01 - Gently pat the halal mini franks dry with paper towels to remove excess moisture. Carefully insert a wooden toothpick or small skewer into the end of each frank. Set aside the prepared franks.
02 - In a spacious mixing bowl, thoroughly whisk together the yellow cornmeal, all-purpose flour, granulated sugar, baking powder, baking soda, salt, and ground black pepper until uniformly combined.
03 - In a separate bowl, whisk the buttermilk, large eggs, and vegetable oil until these wet ingredients are fully integrated.
04 - Pour the combined wet ingredients into the bowl containing the dry ingredients. Stir just until the mixture is cohesive and smooth, avoiding overmixing. The batter should maintain a thick consistency.
05 - Transfer the prepared batter into a tall glass or a jar. This will facilitate easier and more consistent dipping of the mini franks.
06 - In a deep pot or Dutch oven, add sufficient vegetable oil for deep frying, ensuring the oil depth is at least 2 inches. Heat the oil over medium-high heat until it reaches a consistent temperature of 350°F (175°C). Use a kitchen thermometer to verify the temperature.

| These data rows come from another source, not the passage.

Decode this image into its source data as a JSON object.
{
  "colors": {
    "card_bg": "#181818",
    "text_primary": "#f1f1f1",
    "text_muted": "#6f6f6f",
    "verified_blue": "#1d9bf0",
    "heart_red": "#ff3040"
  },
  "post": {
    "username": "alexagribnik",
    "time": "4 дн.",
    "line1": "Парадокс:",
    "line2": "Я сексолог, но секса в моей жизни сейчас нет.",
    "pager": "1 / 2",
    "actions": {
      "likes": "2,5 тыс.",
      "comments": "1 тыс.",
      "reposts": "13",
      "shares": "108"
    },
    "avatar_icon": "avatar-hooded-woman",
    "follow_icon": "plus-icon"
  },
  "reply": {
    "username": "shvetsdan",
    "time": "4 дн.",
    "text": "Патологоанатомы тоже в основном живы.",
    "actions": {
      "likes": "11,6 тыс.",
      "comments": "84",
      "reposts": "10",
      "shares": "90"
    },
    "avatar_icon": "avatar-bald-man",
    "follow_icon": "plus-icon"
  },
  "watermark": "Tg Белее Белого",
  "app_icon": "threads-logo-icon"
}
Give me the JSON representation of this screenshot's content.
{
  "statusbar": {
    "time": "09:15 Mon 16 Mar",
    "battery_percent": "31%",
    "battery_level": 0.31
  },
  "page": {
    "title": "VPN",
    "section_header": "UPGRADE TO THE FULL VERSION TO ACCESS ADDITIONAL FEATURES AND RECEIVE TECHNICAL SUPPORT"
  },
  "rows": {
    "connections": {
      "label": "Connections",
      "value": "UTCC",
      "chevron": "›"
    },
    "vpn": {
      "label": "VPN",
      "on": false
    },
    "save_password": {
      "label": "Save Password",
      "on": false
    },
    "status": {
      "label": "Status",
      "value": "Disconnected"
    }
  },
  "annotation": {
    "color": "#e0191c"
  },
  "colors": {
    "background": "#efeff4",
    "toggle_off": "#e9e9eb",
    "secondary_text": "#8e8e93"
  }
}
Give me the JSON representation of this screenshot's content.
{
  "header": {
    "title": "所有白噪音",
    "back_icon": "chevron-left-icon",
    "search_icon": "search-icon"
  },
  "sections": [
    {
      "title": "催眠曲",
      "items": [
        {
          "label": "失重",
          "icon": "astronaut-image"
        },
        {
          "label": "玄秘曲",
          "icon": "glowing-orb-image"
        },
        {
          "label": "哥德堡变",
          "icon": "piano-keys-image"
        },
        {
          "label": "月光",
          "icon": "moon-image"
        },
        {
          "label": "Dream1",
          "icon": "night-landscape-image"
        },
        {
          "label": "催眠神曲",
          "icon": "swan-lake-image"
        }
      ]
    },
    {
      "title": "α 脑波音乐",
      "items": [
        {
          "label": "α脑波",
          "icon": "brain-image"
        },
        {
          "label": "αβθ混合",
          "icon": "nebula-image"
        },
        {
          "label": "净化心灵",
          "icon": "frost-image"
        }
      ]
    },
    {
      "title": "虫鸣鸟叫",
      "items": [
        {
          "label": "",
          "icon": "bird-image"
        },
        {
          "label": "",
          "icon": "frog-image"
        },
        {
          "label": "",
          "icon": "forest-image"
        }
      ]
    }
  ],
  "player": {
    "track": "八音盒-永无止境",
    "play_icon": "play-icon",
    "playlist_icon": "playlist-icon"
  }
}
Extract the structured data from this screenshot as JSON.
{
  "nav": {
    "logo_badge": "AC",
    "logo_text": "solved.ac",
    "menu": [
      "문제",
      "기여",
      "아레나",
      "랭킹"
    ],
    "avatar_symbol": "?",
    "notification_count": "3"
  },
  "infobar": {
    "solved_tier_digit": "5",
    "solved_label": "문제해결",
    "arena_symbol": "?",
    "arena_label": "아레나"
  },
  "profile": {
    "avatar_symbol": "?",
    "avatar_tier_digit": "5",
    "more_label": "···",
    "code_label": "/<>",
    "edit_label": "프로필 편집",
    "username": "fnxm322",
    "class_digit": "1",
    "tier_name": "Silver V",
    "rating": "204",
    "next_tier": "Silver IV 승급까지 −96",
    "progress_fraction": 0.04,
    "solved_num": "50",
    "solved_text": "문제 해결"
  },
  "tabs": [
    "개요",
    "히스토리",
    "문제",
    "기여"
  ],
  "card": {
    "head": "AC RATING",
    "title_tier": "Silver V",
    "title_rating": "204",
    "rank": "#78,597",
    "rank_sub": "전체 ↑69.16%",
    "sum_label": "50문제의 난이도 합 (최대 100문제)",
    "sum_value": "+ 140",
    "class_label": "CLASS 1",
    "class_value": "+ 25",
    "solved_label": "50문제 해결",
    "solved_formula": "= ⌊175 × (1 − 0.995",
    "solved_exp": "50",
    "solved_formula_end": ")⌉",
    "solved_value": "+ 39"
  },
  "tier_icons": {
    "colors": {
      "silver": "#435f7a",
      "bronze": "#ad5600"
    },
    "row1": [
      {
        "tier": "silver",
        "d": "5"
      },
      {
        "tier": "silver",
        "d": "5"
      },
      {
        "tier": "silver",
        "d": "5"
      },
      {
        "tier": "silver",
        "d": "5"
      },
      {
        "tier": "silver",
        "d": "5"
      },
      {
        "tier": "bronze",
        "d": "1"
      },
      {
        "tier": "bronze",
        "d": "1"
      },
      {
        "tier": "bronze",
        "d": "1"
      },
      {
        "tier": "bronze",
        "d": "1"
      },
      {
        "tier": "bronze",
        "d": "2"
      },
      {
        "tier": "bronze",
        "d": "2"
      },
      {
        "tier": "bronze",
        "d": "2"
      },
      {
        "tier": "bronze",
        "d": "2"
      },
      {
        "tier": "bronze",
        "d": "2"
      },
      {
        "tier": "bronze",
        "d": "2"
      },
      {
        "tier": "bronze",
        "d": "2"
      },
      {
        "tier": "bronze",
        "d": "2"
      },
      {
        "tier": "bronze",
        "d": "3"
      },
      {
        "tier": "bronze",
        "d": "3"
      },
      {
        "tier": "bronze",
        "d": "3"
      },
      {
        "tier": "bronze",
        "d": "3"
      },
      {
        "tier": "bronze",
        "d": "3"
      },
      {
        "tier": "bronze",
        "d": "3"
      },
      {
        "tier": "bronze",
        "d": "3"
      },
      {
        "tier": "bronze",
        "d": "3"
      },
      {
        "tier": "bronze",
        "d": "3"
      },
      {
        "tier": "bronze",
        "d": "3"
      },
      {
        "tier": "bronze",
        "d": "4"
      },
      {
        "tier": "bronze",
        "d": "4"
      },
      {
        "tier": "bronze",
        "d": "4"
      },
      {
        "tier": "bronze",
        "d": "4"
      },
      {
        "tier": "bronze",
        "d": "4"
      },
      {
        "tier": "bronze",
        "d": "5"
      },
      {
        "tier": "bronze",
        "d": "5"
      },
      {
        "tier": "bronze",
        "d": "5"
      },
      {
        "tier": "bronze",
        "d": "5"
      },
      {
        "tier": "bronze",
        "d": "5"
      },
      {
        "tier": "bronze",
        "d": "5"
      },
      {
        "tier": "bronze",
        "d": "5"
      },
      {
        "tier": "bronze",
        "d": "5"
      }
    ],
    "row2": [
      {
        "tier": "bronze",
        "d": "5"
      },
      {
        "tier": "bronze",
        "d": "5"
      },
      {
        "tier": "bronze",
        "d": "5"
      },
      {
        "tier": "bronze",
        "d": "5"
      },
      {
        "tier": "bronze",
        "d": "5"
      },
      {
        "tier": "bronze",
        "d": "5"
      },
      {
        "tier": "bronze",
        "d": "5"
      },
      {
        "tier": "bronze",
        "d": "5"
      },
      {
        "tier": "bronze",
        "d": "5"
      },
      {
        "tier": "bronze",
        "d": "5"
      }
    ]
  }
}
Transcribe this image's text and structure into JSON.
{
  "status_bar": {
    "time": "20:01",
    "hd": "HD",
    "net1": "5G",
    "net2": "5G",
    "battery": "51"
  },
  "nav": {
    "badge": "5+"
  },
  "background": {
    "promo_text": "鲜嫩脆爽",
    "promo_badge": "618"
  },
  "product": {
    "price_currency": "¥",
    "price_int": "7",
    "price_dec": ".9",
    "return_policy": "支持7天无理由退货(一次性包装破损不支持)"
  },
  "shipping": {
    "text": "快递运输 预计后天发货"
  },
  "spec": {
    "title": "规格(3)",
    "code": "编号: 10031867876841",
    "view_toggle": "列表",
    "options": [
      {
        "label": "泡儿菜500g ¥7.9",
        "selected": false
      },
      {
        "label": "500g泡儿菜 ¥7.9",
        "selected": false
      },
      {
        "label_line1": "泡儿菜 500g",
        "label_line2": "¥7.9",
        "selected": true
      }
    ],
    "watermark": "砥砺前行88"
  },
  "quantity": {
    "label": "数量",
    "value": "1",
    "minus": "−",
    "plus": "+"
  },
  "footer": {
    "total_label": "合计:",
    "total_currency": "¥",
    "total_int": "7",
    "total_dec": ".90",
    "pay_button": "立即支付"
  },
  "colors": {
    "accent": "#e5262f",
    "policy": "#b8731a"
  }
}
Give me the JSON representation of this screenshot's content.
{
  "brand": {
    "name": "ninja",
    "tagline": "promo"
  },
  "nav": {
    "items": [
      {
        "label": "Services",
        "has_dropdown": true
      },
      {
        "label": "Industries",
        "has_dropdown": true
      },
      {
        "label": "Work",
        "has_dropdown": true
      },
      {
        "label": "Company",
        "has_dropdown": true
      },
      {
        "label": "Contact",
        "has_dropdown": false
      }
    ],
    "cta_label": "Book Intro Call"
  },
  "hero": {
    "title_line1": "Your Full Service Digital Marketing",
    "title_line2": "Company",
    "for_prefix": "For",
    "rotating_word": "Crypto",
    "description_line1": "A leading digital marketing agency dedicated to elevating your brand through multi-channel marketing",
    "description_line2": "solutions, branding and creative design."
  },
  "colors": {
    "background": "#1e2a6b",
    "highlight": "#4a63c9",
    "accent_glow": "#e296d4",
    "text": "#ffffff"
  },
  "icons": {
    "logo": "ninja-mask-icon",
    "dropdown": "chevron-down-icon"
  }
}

07 - Carefully dip each skewered mini frank into the batter, ensuring it is fully coated. Allow any excess batter to drip off momentarily. Gently lower 4-5 battered franks into the hot oil. Fry, turning occasionally, for approximately 2-3 minutes, or until the corn dogs achieve a golden-brown hue.
08 - Using a slotted spoon, carefully remove the cooked mini corn dogs from the hot oil. Transfer them to a plate lined with paper towels to absorb any residual oil. Repeat the frying process with the remaining mini franks.
09 - Serve the mini corn dogs immediately while warm. They pair wonderfully with ketchup, mustard, or your preferred selection of dipping sauces.